Friday, December 7, 2012

A New "Trend" in ERISA Litigation?



Few would argue the point that we live in a society that has become somewhat “lawsuit prone”.  Sometimes it’s a matter of people or entities not wanting to accept responsibility for the decisions they make. At other times it’s greed, with the prospect of exploiting a deep pocket too tempting for some to resist.  And of course, there are plenty of legitimate, justifiable legal actions that complete the mix.

The world of ERISA is no exception to the phenomenon of intensified litigation.  The sum and substance of retirement saving is the accumulation of, if not wealth, at least adequate resources to support a reasonably comfortable lifestyle in retirement.  With retirement plan balances usually being one of the top two largest assets(along with their home) an individual has at retirement time, the stakes are high for all who save through an employer sponsored retirement plan.  As such, more litigation over wrongs or perceived wrongs are the result.      
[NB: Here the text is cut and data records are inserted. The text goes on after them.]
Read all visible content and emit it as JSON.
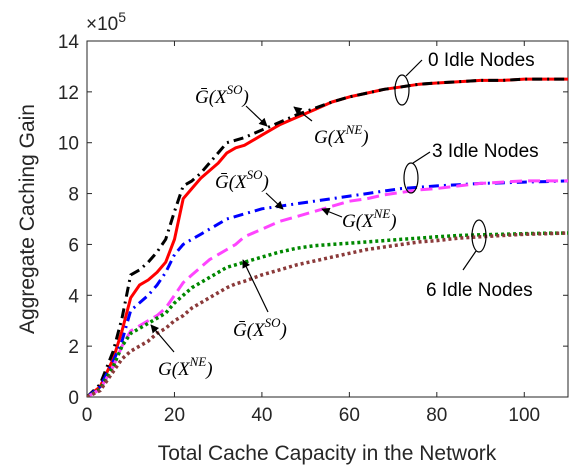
{
  "chart_data": {
    "type": "line",
    "xlabel": "Total Cache Capacity in the Network",
    "ylabel": "Aggregate Caching Gain",
    "y_multiplier": "×10",
    "y_multiplier_exp": "5",
    "xlim": [
      0,
      110
    ],
    "ylim": [
      0,
      14
    ],
    "xticks": [
      0,
      20,
      40,
      60,
      80,
      100
    ],
    "yticks": [
      0,
      2,
      4,
      6,
      8,
      10,
      12,
      14
    ],
    "grid": false,
    "series": [
      {
        "color": "#ff0000",
        "dash": "",
        "width": 3,
        "x": [
          0,
          3,
          6,
          8,
          10,
          12,
          14,
          16,
          18,
          20,
          22,
          24,
          26,
          28,
          30,
          32,
          34,
          36,
          40,
          44,
          48,
          52,
          56,
          60,
          64,
          68,
          72,
          76,
          80,
          85,
          90,
          95,
          100,
          105,
          110
        ],
        "y": [
          0,
          0.4,
          1.5,
          2.6,
          3.9,
          4.4,
          4.6,
          4.9,
          5.3,
          6.2,
          7.8,
          8.2,
          8.6,
          8.9,
          9.2,
          9.6,
          9.8,
          9.9,
          10.3,
          10.7,
          11.0,
          11.3,
          11.6,
          11.8,
          11.95,
          12.1,
          12.2,
          12.3,
          12.35,
          12.4,
          12.45,
          12.45,
          12.5,
          12.5,
          12.5
        ]
      },
      {
        "color": "#000000",
        "dash": "10,5,2,5",
        "width": 3,
        "x": [
          0,
          3,
          6,
          8,
          10,
          12,
          14,
          16,
          18,
          20,
          22,
          24,
          26,
          28,
          30,
          32,
          34,
          36,
          40,
          44,
          48,
          52,
          56,
          60,
          64,
          68,
          72,
          76,
          80,
          85,
          90,
          95,
          100,
          105,
          110
        ],
        "y": [
          0,
          0.5,
          1.8,
          3.1,
          4.8,
          5.0,
          5.3,
          5.7,
          6.2,
          7.3,
          8.3,
          8.5,
          8.8,
          9.2,
          9.6,
          10.0,
          10.1,
          10.2,
          10.5,
          10.8,
          11.1,
          11.35,
          11.6,
          11.8,
          11.95,
          12.1,
          12.2,
          12.3,
          12.35,
          12.4,
          12.45,
          12.45,
          12.5,
          12.5,
          12.5
        ]
      },
      {
        "color": "#0000ff",
        "dash": "10,5,2,5",
        "width": 3,
        "x": [
          0,
          3,
          6,
          8,
          10,
          12,
          14,
          16,
          18,
          20,
          22,
          24,
          26,
          28,
          30,
          32,
          36,
          40,
          44,
          48,
          52,
          56,
          60,
          64,
          68,
          72,
          76,
          80,
          85,
          90,
          95,
          100,
          105,
          110
        ],
        "y": [
          0,
          0.4,
          1.4,
          2.2,
          3.4,
          3.7,
          4.0,
          4.4,
          4.9,
          5.6,
          6.0,
          6.2,
          6.4,
          6.6,
          6.8,
          7.0,
          7.2,
          7.4,
          7.5,
          7.6,
          7.7,
          7.8,
          7.9,
          8.0,
          8.1,
          8.2,
          8.25,
          8.3,
          8.35,
          8.4,
          8.42,
          8.45,
          8.47,
          8.5
        ]
      },
      {
        "color": "#ff44ff",
        "dash": "12,6",
        "width": 3,
        "x": [
          0,
          3,
          6,
          8,
          10,
          12,
          14,
          16,
          18,
          20,
          22,
          24,
          26,
          28,
          30,
          32,
          34,
          36,
          40,
          44,
          48,
          52,
          56,
          60,
          64,
          68,
          72,
          76,
          80,
          85,
          90,
          95,
          100,
          105,
          110
        ],
        "y": [
          0,
          0.3,
          1.2,
          2.0,
          2.6,
          2.8,
          3.0,
          3.2,
          3.5,
          4.0,
          4.5,
          4.8,
          5.1,
          5.4,
          5.6,
          5.8,
          6.0,
          6.3,
          6.6,
          6.9,
          7.1,
          7.3,
          7.5,
          7.7,
          7.8,
          7.95,
          8.05,
          8.15,
          8.2,
          8.3,
          8.4,
          8.45,
          8.5,
          8.5,
          8.5
        ]
      },
      {
        "color": "#008800",
        "dash": "3,3",
        "width": 3.5,
        "x": [
          0,
          3,
          6,
          8,
          10,
          12,
          14,
          16,
          18,
          20,
          22,
          24,
          26,
          28,
          30,
          32,
          34,
          36,
          40,
          44,
          48,
          52,
          56,
          60,
          64,
          68,
          72,
          76,
          80,
          85,
          90,
          95,
          100,
          105,
          110
        ],
        "y": [
          0,
          0.3,
          1.2,
          2.0,
          2.5,
          2.7,
          2.9,
          3.1,
          3.3,
          3.7,
          4.0,
          4.3,
          4.5,
          4.7,
          4.9,
          5.1,
          5.2,
          5.3,
          5.5,
          5.7,
          5.85,
          5.95,
          6.0,
          6.05,
          6.1,
          6.15,
          6.2,
          6.25,
          6.3,
          6.35,
          6.38,
          6.4,
          6.42,
          6.44,
          6.45
        ]
      },
      {
        "color": "#8b3a3a",
        "dash": "3,3",
        "width": 3.5,
        "x": [
          0,
          3,
          6,
          8,
          10,
          12,
          14,
          16,
          18,
          20,
          22,
          24,
          26,
          28,
          30,
          32,
          34,
          36,
          40,
          44,
          48,
          52,
          56,
          60,
          64,
          68,
          72,
          76,
          80,
          85,
          90,
          95,
          100,
          105,
          110
        ],
        "y": [
          0,
          0.25,
          1.0,
          1.5,
          1.8,
          2.0,
          2.2,
          2.5,
          2.7,
          3.0,
          3.2,
          3.5,
          3.7,
          3.9,
          4.1,
          4.3,
          4.45,
          4.55,
          4.8,
          5.0,
          5.2,
          5.35,
          5.5,
          5.65,
          5.8,
          5.9,
          6.0,
          6.1,
          6.15,
          6.25,
          6.3,
          6.35,
          6.4,
          6.42,
          6.45
        ]
      }
    ],
    "annotations": {
      "idle0": "0 Idle Nodes",
      "idle3": "3 Idle Nodes",
      "idle6": "6 Idle Nodes",
      "gbar_so": "Ḡ(X",
      "g_ne": "G(X",
      "sup_so": "SO",
      "sup_ne": "NE",
      "close_paren": ")"
    }
  }
}
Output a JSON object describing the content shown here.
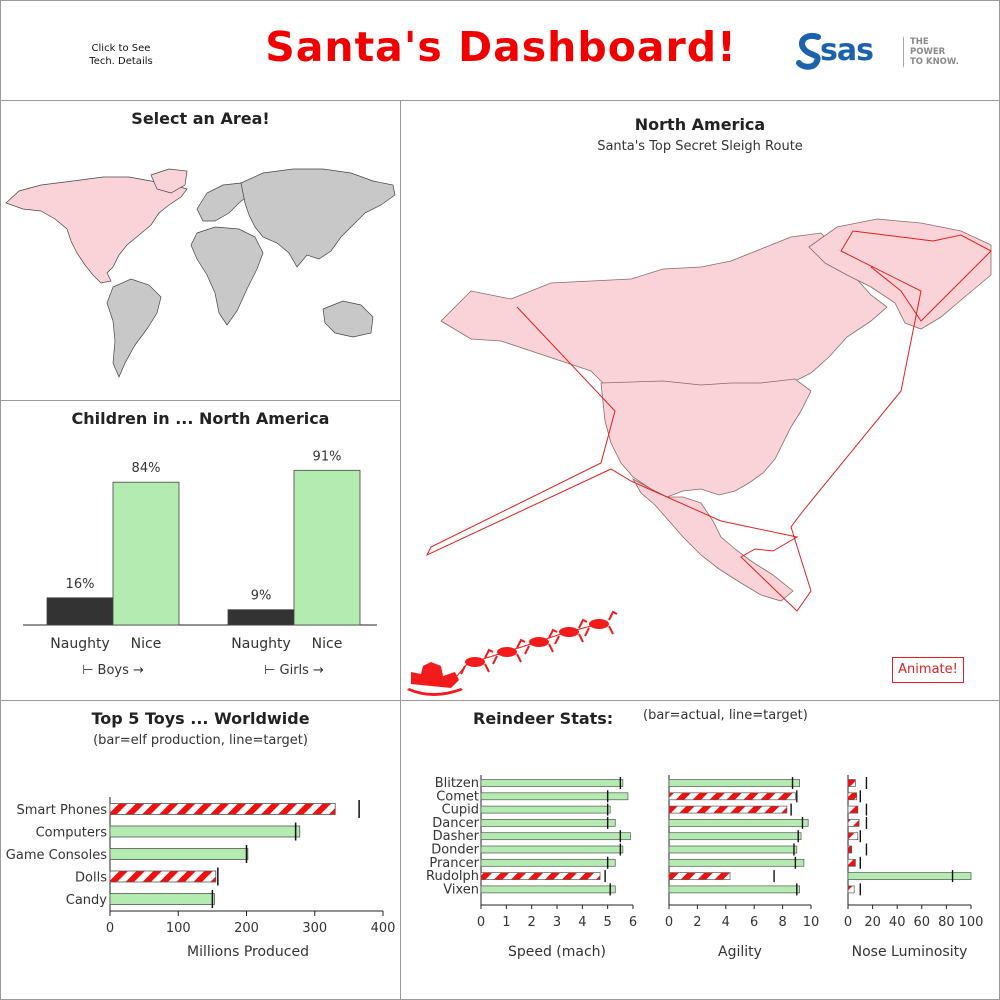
{
  "header": {
    "tech_link": "Click to See\nTech. Details",
    "title": "Santa's Dashboard!",
    "logo_text": "sas",
    "logo_tagline": [
      "THE",
      "POWER",
      "TO KNOW."
    ],
    "title_color": "#f20000",
    "logo_color": "#1b62ad"
  },
  "world_panel": {
    "title": "Select an Area!",
    "selected_region": "North America",
    "selected_color": "#f9d3d7",
    "other_color": "#c8c8c8"
  },
  "region_panel": {
    "title": "North America",
    "subtitle": "Santa's Top Secret Sleigh Route",
    "animate_label": "Animate!",
    "route_color": "#e02020",
    "sleigh_icon": "sleigh-reindeer-icon"
  },
  "children_chart": {
    "type": "bar",
    "title": "Children in ... North America",
    "groups": [
      {
        "label": "Boys",
        "bars": [
          {
            "category": "Naughty",
            "value": 16,
            "label": "16%"
          },
          {
            "category": "Nice",
            "value": 84,
            "label": "84%"
          }
        ]
      },
      {
        "label": "Girls",
        "bars": [
          {
            "category": "Naughty",
            "value": 9,
            "label": "9%"
          },
          {
            "category": "Nice",
            "value": 91,
            "label": "91%"
          }
        ]
      }
    ],
    "colors": {
      "Naughty": "#333333",
      "Nice": "#b3ebb0"
    }
  },
  "toys_chart": {
    "type": "bar",
    "orientation": "horizontal",
    "title": "Top 5 Toys ... Worldwide",
    "subtitle": "(bar=elf production, line=target)",
    "xlabel": "Millions Produced",
    "xlim": [
      0,
      400
    ],
    "xticks": [
      "0",
      "100",
      "200",
      "300",
      "400"
    ],
    "items": [
      {
        "category": "Smart Phones",
        "value": 330,
        "target": 365,
        "below_target": true
      },
      {
        "category": "Computers",
        "value": 278,
        "target": 272,
        "below_target": false
      },
      {
        "category": "Game Consoles",
        "value": 202,
        "target": 200,
        "below_target": false
      },
      {
        "category": "Dolls",
        "value": 155,
        "target": 158,
        "below_target": true
      },
      {
        "category": "Candy",
        "value": 153,
        "target": 150,
        "below_target": false
      }
    ]
  },
  "reindeer_chart": {
    "type": "bar",
    "orientation": "horizontal",
    "title": "Reindeer Stats:",
    "subtitle": "(bar=actual, line=target)",
    "categories": [
      "Blitzen",
      "Comet",
      "Cupid",
      "Dancer",
      "Dasher",
      "Donder",
      "Prancer",
      "Rudolph",
      "Vixen"
    ],
    "panels": [
      {
        "xlabel": "Speed (mach)",
        "xlim": [
          0,
          6
        ],
        "xticks": [
          "0",
          "1",
          "2",
          "3",
          "4",
          "5",
          "6"
        ],
        "values": [
          5.6,
          5.8,
          5.1,
          5.3,
          5.9,
          5.6,
          5.3,
          4.7,
          5.3
        ],
        "targets": [
          5.5,
          5.0,
          5.0,
          5.0,
          5.5,
          5.5,
          5.0,
          4.9,
          5.1
        ]
      },
      {
        "xlabel": "Agility",
        "xlim": [
          0,
          10
        ],
        "xticks": [
          "0",
          "2",
          "4",
          "6",
          "8",
          "10"
        ],
        "values": [
          9.2,
          8.9,
          8.3,
          9.8,
          9.3,
          9.0,
          9.5,
          4.3,
          9.2
        ],
        "targets": [
          8.7,
          9.0,
          8.6,
          9.4,
          9.1,
          8.8,
          8.9,
          7.4,
          9.0
        ]
      },
      {
        "xlabel": "Nose Luminosity",
        "xlim": [
          0,
          100
        ],
        "xticks": [
          "0",
          "20",
          "40",
          "60",
          "80",
          "100"
        ],
        "values": [
          6,
          7,
          8,
          9,
          8,
          3,
          6,
          100,
          5
        ],
        "targets": [
          15,
          10,
          15,
          15,
          10,
          15,
          10,
          85,
          10
        ]
      }
    ]
  },
  "colors": {
    "ok_bar": "#b3ebb0",
    "stripe_red": "#f01010",
    "target_line": "#111111"
  }
}
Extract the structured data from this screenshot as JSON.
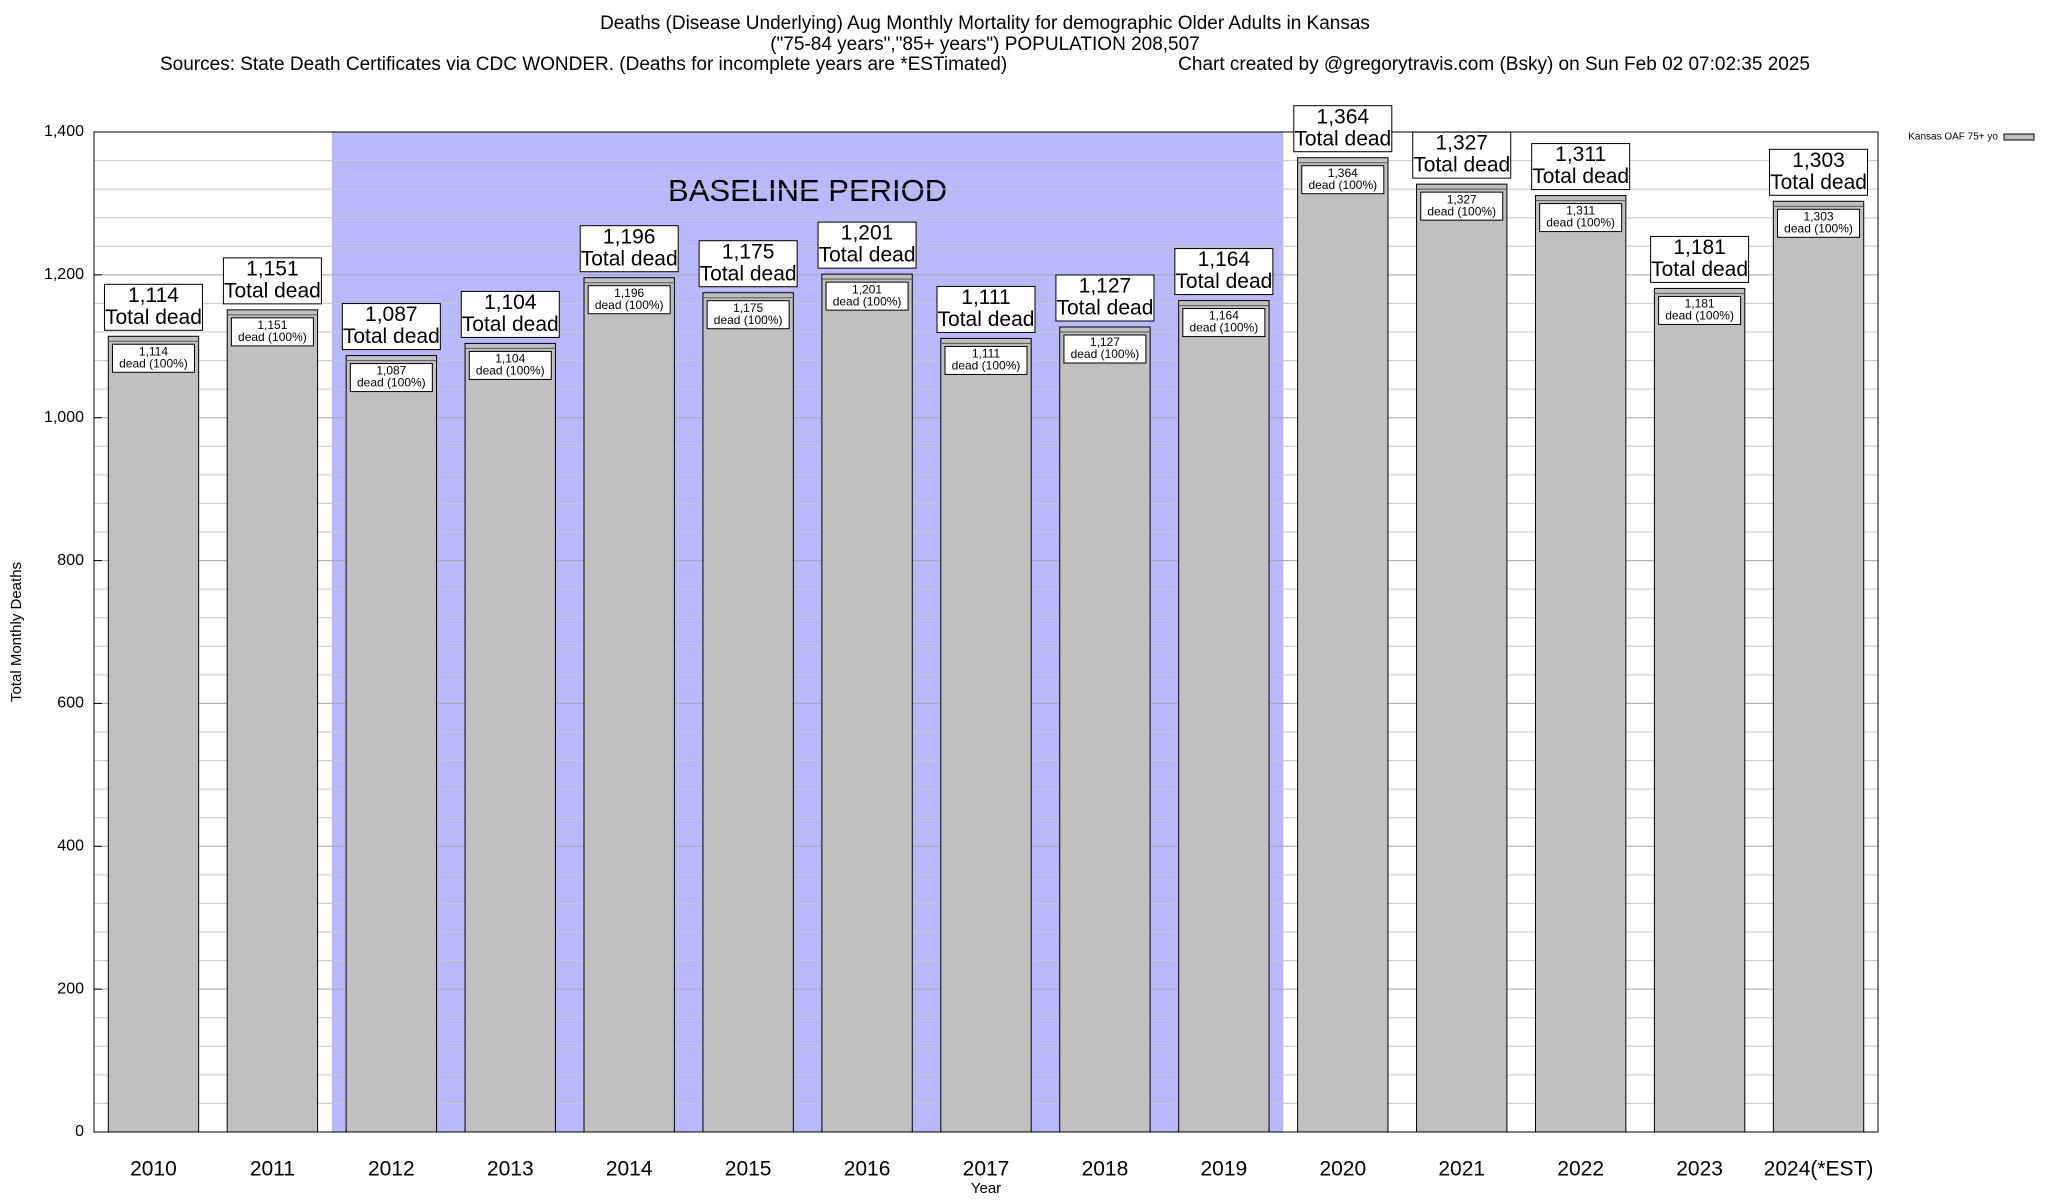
{
  "chart_data": {
    "type": "bar",
    "title": "Deaths (Disease Underlying) Aug Monthly Mortality for demographic Older Adults in Kansas",
    "subtitle": "(\"75-84 years\",\"85+ years\") POPULATION 208,507",
    "source": "Sources: State Death Certificates via CDC WONDER. (Deaths for incomplete years are *ESTimated)",
    "credit": "Chart created by @gregorytravis.com (Bsky) on Sun Feb 02 07:02:35 2025",
    "x_label": "Year",
    "y_label": "Total Monthly Deaths",
    "categories": [
      "2010",
      "2011",
      "2012",
      "2013",
      "2014",
      "2015",
      "2016",
      "2017",
      "2018",
      "2019",
      "2020",
      "2021",
      "2022",
      "2023",
      "2024(*EST)"
    ],
    "series": [
      {
        "name": "Kansas OAF 75+ yo",
        "color": "#c0c0c0",
        "values": [
          1114,
          1151,
          1087,
          1104,
          1196,
          1175,
          1201,
          1111,
          1127,
          1164,
          1364,
          1327,
          1311,
          1181,
          1303
        ],
        "value_labels": [
          "1,114",
          "1,151",
          "1,087",
          "1,104",
          "1,196",
          "1,175",
          "1,201",
          "1,111",
          "1,127",
          "1,164",
          "1,364",
          "1,327",
          "1,311",
          "1,181",
          "1,303"
        ]
      }
    ],
    "total_label": "Total dead",
    "share_label": "dead (100%)",
    "shaded_region": {
      "label": "BASELINE PERIOD",
      "from": "2012",
      "to": "2019",
      "color": "#b8b8fa"
    },
    "ylim": [
      0,
      1400
    ],
    "yticks": [
      0,
      200,
      400,
      600,
      800,
      {
        "value": 1000,
        "label": "1,000"
      },
      {
        "value": 1200,
        "label": "1,200"
      },
      {
        "value": 1400,
        "label": "1,400"
      }
    ],
    "minor_yticks": [
      40,
      80,
      120,
      160,
      240,
      280,
      320,
      360,
      440,
      480,
      520,
      560,
      640,
      680,
      720,
      760,
      840,
      880,
      920,
      960,
      1040,
      1080,
      1120,
      1160,
      1240,
      1280,
      1320,
      1360
    ],
    "grid": true,
    "legend": "top-right"
  }
}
The spectrum of ERISA lawsuits is as broad as litigation in commerce and society in general.  At times there is out-and-out thievery of workers’ assets, which obviously must be rectified.  At other times there is litigation in the wake of poor judgment, bad luck or just bad timing, typically in investment performance.  When a saver’s assets fail to grow as hoped, or worse yet, they “tank,” to use an unscientific term, more and more the matter ends up in court.

ERISA litigation is characterized by many layers of complexity, including employers, trustees, investment providers, third-party administrators, recordkeepers, accountants and actuaries.  These days, the real hot buttons in ERISA litigation are the fairness and disclosure of fees associated with plan administration and investments, and the propriety of investments offered to plan participants. 

A recent “push” of a hot button was the decision by the U.S. Supreme Court not to hear the case known as Santomenno v. John Hancock Life Insurance Co.  This action lets stand an April 2012 ruling by the 3rd U.S. Circuit Court of Appeals, and its effect will be to allow a lawsuit against John Hancock alleging excessive 401(k) plan fees to go forward.

What’s concerning to some about this particular suit is that the plaintiffs sued the service provider, John Hancock, directly, without having exhausted the customary remedies of demanding that the sponsoring employer and/or plan trustee take action, and adding these parties to the lawsuit first.  The Supreme Court in deciding not to hear this case, appears to have given tacit approval to this approach.    

It is probably small comfort that the 3rd Circuit ruled that the plaintiffs could not also sue under the Investment Company Act of 1940 (ICA), because during the course of this lawsuit the lead plaintiffs had divested the investment funds that gave rise to their lawsuit, and technically no longer had standing to sue under that law.  The Supreme Court had been asked to overrule the 3rd Circuit and allow the plaintiffs to sue under the ICA. 

While it is unclear whether John Hancock will ultimately be found to have charged excessive fees, it does seem clear that entities that provide services and investment products to retirement plans are likely to feel more vulnerable to such litigation; vulnerable at least to having to expend resources to defend themselves against direct litigation before the exhaustion of standard legal remedies.  And it’s hard to avoid the conclusion that their costs will ultimately become the costs of plans and their participants.